Ce texte est bienvenu, car il va nous permettre de débattre de la principale proposition de la candidate du Rassemblement National à la dernière élection présidentielle en matière de pouvoir d'achat et ainsi d'en exposer les nombreuses faiblesses.
Premièrement, et contrairement à ce qui a été dit par M. le rapporteur, cette proposition engendrerait un coût considérable pour les finances publiques, alors que la majorité présidentielle est pleinement mobilisée pour faire en sorte que le travail paie mieux et pour préserver le pouvoir d'achat des salariés.
Deuxièmement, l'exemption proposée présenterait un bénéfice très modeste pour les salariés, car elle entraînerait des effets d'aubaine dans les entreprises ayant déjà prévu d'augmenter les salaires. Ces effets d'aubaine seront d'autant plus importants que les augmentations ultérieures viendront diluer progressivement cette hausse de 10 %.
Troisièmement, cette proposition serait parfaitement antiredistributive, car elle bénéficierait surtout aux salariés les plus qualifiés. Rappelons qu'au niveau du salaire minimal et à proximité, les employeurs ne payent déjà plus de cotisations patronales, du fait des mesures décidées par la majorité présidentielle. En pratique, les exonérations décidées bénéficieraient essentiellement aux salaires supérieurs à 1,6 Smic, voire 2,5 Smic.
À cet égard, je dois dire que l'exposé des motifs de la proposition de loi témoigne d'une certaine déconnexion avec la réalité, en incluant dans les classes moyennes les salariés gagnant jusqu'à trois Smic, soit 5 000 euros. Voilà ce que sont les classes moyennes pour vous !
La majorité est convaincue qu'il est nécessaire d'accroître le pouvoir d'achat de tous les salariés. C'est le sens des mesures qui ont été prises l'été dernier, comme la possibilité de monétiser les RTT. En revanche, privilégier de fait les exonérations sur les salaires les plus élevés est contraire à l'esprit de justice sociale, c'est pourquoi nous y sommes opposés.

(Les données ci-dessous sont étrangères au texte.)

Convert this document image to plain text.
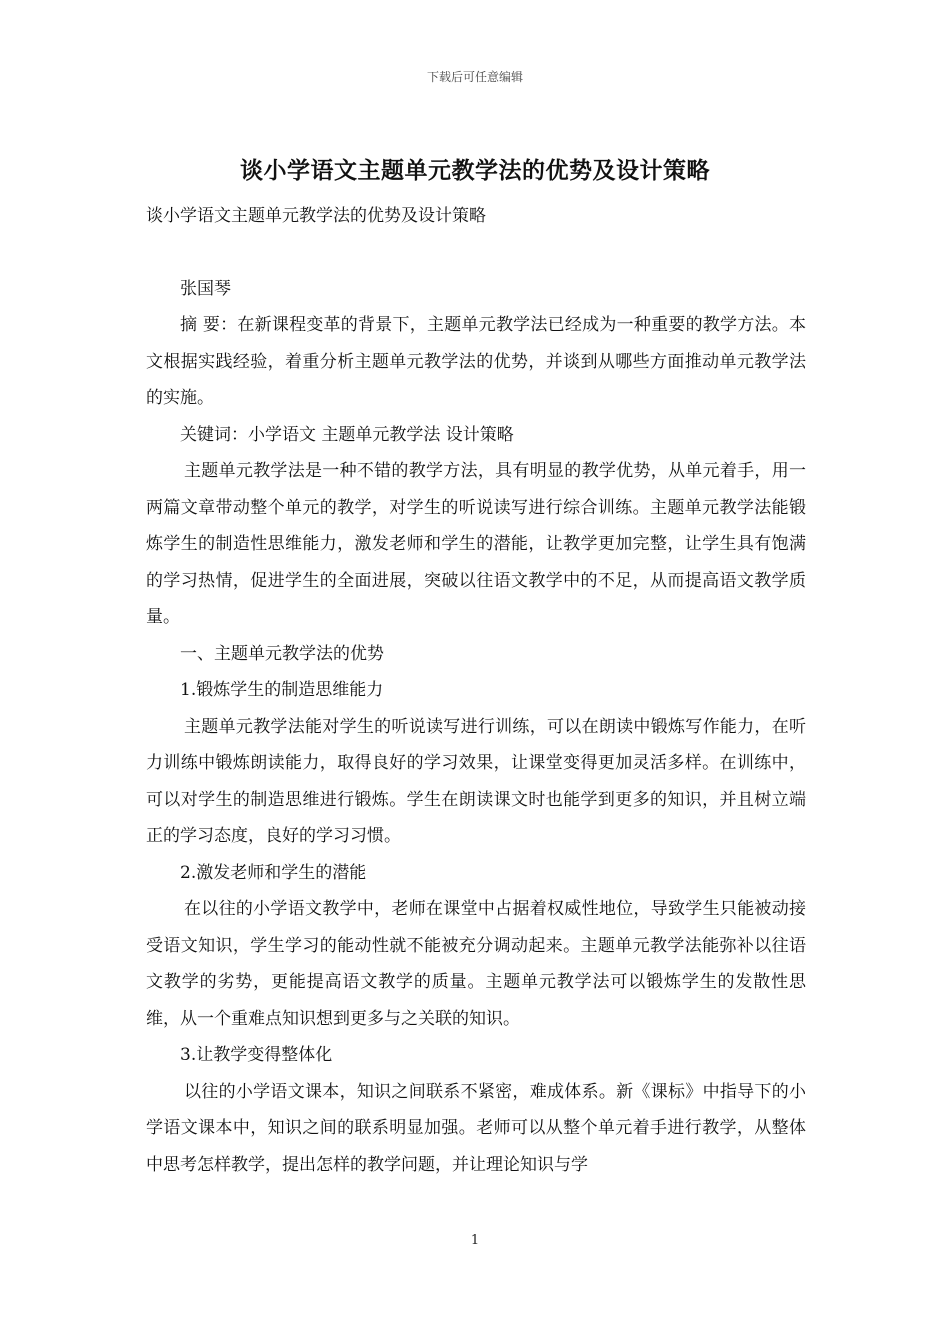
下载后可任意编辑
谈小学语文主题单元教学法的优势及设计策略

谈小学语文主题单元教学法的优势及设计策略

张国琴

摘 要：在新课程变革的背景下，主题单元教学法已经成为一种重要的教学方法。本文根据实践经验，着重分析主题单元教学法的优势，并谈到从哪些方面推动单元教学法的实施。

关键词：小学语文 主题单元教学法 设计策略

主题单元教学法是一种不错的教学方法，具有明显的教学优势，从单元着手，用一两篇文章带动整个单元的教学，对学生的听说读写进行综合训练。主题单元教学法能锻炼学生的制造性思维能力，激发老师和学生的潜能，让教学更加完整，让学生具有饱满的学习热情，促进学生的全面进展，突破以往语文教学中的不足，从而提高语文教学质量。

一、主题单元教学法的优势

1.锻炼学生的制造思维能力

主题单元教学法能对学生的听说读写进行训练，可以在朗读中锻炼写作能力，在听力训练中锻炼朗读能力，取得良好的学习效果，让课堂变得更加灵活多样。在训练中，可以对学生的制造思维进行锻炼。学生在朗读课文时也能学到更多的知识，并且树立端正的学习态度，良好的学习习惯。

2.激发老师和学生的潜能

在以往的小学语文教学中，老师在课堂中占据着权威性地位，导致学生只能被动接受语文知识，学生学习的能动性就不能被充分调动起来。主题单元教学法能弥补以往语文教学的劣势，更能提高语文教学的质量。主题单元教学法可以锻炼学生的发散性思维，从一个重难点知识想到更多与之关联的知识。

3.让教学变得整体化

以往的小学语文课本，知识之间联系不紧密，难成体系。新《课标》中指导下的小学语文课本中，知识之间的联系明显加强。老师可以从整个单元着手进行教学，从整体中思考怎样教学，提出怎样的教学问题，并让理论知识与学

1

Enfin, cette proposition induirait une très forte complexité dans notre système de prélèvements. En pratique, il s'agirait d'appliquer des exonérations à un flux, l'augmentation salariale ponctuelle, alors que le système d'exonération de charges repose sur une assiette constituée de la masse salariale globale. La mise en œuvre de cette disposition impliquerait donc une refonte profonde de notre système, ce qui la rend largement inapplicable.
En résumé, la mesure proposée serait budgétairement coûteuse, économiquement inefficace, moralement inéquitable et opérationnellement fragile. Le groupe Front national en est visiblement conscient, puisqu'il vient de déposer un amendement demandant un rapport sur les limites potentielles du dispositif. On ne saurait mieux exprimer le niveau d'impréparation et d'amateurisme qui entoure cette proposition, faite par Marine Le Pen lors de sa campagne.
Pour toutes ces raisons, le groupe Renaissance votera contre cette proposition et proposera un amendement de suppression.